Recently, more Goyogo̱hó:nǫ’ members have moved back to the area and the nation has come together again as a community with a common purpose: to start purchasing land that was stolen more than 200 years ago. The Goyogo̱hó:nǫ’ now tend the land on SHARE Farm in Union Springs, on the eastern banks of Cayuga Lake.
Despite the diaspora and the passage of time, they have managed to hold on to centuries-old traditions and share many of the same values. Members of the nation still come together seasonally to gather resources like strawberries, fish, and medicinal plants. They are stewards of the land and water, pushing against chemical use by local agriculture. “If you’re not being healthy with the land, it won’t treat you right,” said George.
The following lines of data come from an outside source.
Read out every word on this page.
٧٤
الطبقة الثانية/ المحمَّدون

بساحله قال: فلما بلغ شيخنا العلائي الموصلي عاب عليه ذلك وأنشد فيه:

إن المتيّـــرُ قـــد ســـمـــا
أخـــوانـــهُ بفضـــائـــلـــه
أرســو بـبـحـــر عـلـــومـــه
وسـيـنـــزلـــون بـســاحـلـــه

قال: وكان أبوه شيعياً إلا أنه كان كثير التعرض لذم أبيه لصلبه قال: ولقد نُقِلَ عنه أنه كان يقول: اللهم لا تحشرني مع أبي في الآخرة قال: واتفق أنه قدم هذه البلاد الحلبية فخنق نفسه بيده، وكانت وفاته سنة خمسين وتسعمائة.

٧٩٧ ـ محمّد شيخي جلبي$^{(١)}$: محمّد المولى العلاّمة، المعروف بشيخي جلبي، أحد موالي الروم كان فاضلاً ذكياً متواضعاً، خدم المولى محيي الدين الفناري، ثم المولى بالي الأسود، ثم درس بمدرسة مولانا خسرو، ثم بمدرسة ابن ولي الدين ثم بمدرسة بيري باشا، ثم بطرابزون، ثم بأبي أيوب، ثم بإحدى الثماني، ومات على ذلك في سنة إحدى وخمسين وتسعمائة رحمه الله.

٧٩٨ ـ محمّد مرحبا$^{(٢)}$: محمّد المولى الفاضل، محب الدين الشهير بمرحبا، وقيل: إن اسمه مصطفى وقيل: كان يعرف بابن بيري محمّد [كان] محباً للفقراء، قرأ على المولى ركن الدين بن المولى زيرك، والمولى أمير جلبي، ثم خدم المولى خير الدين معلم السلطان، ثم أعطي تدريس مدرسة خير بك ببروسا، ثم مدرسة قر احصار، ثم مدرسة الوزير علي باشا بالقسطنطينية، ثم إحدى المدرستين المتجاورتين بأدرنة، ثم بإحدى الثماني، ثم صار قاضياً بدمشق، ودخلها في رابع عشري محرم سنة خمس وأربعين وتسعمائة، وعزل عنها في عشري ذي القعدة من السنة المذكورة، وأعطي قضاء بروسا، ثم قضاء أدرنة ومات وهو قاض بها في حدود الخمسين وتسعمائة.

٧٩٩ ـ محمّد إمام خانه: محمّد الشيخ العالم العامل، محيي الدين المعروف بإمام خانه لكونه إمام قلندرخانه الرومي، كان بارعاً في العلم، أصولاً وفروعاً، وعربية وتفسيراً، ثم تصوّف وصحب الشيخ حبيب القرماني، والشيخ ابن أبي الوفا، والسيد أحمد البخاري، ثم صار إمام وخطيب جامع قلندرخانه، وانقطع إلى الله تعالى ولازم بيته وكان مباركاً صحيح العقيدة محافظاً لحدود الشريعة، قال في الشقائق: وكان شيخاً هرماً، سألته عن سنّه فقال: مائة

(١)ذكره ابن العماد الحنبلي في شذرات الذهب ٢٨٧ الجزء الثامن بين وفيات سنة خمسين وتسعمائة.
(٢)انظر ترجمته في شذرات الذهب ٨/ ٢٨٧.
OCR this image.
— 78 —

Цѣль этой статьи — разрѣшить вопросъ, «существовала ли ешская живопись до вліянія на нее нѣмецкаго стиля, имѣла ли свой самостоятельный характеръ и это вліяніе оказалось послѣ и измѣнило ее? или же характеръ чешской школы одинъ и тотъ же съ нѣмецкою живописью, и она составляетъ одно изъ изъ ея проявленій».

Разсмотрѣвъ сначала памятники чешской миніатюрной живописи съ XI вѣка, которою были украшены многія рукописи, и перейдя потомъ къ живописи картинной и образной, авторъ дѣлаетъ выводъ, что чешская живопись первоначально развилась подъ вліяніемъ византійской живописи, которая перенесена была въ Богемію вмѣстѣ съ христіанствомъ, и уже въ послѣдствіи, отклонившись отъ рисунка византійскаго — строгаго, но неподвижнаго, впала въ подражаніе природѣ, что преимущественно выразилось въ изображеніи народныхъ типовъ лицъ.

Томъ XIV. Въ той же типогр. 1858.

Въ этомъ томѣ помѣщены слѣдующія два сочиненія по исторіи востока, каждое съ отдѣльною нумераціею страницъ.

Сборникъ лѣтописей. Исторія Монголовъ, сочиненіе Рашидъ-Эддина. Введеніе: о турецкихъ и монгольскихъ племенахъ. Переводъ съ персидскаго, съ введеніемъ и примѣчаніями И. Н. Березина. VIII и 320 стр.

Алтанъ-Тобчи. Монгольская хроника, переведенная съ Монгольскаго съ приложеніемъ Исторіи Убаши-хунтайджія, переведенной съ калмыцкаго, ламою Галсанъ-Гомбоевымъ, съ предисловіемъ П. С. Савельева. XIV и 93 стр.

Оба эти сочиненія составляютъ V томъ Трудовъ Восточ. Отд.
And yes, they still play snow snake. They still value and take care of the elderly in their community. And as the weather gets colder, they are, as a group, making sure that all of their houses are winterized. “We all work together to try to help each other and try to make sure that those yet to be born will have a place to go,” said George.
That, really, is the most universal foundation of a strong community, and one that has been proven to stand the test of time.